Nuestro horizonte de justicia es uno en el que no se repitan más los hechos de violencia y que ahí estemos todas, todes y todos: que si vemos a una niña sola que no tiene para un pasaje de bus nos tomemos el tiempo de acompañarla y ver la manera de contactar a sus cuidadores; que si sabemos de un pastor-sacerdote-gurú-chamán-etc. abusador estemos más atentas con sus entornos, dejar de asistir a sus eventos y advertir a otras; que si una mujer denuncia a un tipo reconocido en algún círculo social validemos el testimonio de ella y escuchemos sus reclamos, sus necesidades. Y si eres parte de una organización y quieres acompañar a una víctima o sobreviviente primero revisa las relaciones jerárquicas que te atraviesan y no utilices su lucha, eso también es lastrar la justicia. Si un miembro de tu organización fue denunciado o denunciada genera mecanismos para proteger a la denunciante y a otras personas: la violencia es sistemática no es anecdótica, no es un desliz.
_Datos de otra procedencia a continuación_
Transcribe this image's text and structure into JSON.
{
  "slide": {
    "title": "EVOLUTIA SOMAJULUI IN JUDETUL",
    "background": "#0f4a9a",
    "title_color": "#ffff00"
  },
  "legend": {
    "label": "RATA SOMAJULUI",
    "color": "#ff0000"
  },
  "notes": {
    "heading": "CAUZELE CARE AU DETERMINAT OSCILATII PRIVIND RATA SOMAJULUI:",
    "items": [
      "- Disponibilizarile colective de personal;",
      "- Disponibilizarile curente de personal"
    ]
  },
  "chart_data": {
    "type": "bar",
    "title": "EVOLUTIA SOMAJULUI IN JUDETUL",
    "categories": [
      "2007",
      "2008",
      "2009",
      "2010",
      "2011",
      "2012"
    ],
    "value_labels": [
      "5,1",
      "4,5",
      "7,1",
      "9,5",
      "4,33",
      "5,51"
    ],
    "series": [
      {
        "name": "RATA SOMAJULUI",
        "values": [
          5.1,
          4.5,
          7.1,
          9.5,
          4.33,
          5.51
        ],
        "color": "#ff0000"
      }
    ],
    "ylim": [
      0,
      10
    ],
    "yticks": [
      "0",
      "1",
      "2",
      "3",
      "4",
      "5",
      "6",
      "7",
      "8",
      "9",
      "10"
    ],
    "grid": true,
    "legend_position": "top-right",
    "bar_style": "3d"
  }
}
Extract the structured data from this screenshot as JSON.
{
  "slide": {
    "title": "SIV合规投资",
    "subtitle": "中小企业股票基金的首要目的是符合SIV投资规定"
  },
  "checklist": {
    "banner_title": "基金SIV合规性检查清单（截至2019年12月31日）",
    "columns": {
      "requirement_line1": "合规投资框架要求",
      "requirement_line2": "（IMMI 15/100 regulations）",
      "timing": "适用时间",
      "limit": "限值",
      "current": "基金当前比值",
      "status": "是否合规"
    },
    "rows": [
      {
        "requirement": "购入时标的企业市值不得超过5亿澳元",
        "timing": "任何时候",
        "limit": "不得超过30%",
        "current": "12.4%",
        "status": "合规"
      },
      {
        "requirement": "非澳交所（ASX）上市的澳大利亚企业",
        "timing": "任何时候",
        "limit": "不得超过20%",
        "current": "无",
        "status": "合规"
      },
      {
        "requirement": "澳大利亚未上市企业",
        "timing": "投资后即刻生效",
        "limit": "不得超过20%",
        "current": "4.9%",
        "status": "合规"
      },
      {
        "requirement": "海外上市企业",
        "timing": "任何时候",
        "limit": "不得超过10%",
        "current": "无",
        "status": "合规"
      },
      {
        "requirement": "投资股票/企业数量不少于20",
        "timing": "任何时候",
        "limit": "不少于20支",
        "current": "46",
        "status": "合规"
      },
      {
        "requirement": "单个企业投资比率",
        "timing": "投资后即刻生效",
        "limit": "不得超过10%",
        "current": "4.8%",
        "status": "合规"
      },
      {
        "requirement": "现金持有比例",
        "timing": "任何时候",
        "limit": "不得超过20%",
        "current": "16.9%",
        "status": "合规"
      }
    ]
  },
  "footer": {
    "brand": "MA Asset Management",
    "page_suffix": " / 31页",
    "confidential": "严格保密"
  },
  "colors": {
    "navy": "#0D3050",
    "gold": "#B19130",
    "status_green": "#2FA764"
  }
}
Justicia es nombrar las cosas como son y hacer lo que corresponde.
El horizonte por venir, pero exigido, construido y buscado en el presente, es el de una justicia que no demore y en la que víctimas, sobrevivientes, entornos de cuidado y tejido social participemos activamente, reconociendo nuestras diferencias y, desde ahí, visibilizar, acompañar y escuchar. El día a día complejo es este en el que “el dolor de la destrucción”, como dice Bernarda, continúa con sus estragos frente al esfuerzo de sanarlos. Otro momento también podría ser las nuevas formas de justicia fuera del sistema penal, como la comunitaria o como el escrache (que merece otro espacio y más debate). Pero también hay otros tiempos y otras luces: la resistencia, la persistencia, el coraje y determinación de Bernarda, Elizabeth, Kathy, Ruth y todas quienes luchan por la justicia que necesitan las mujeres.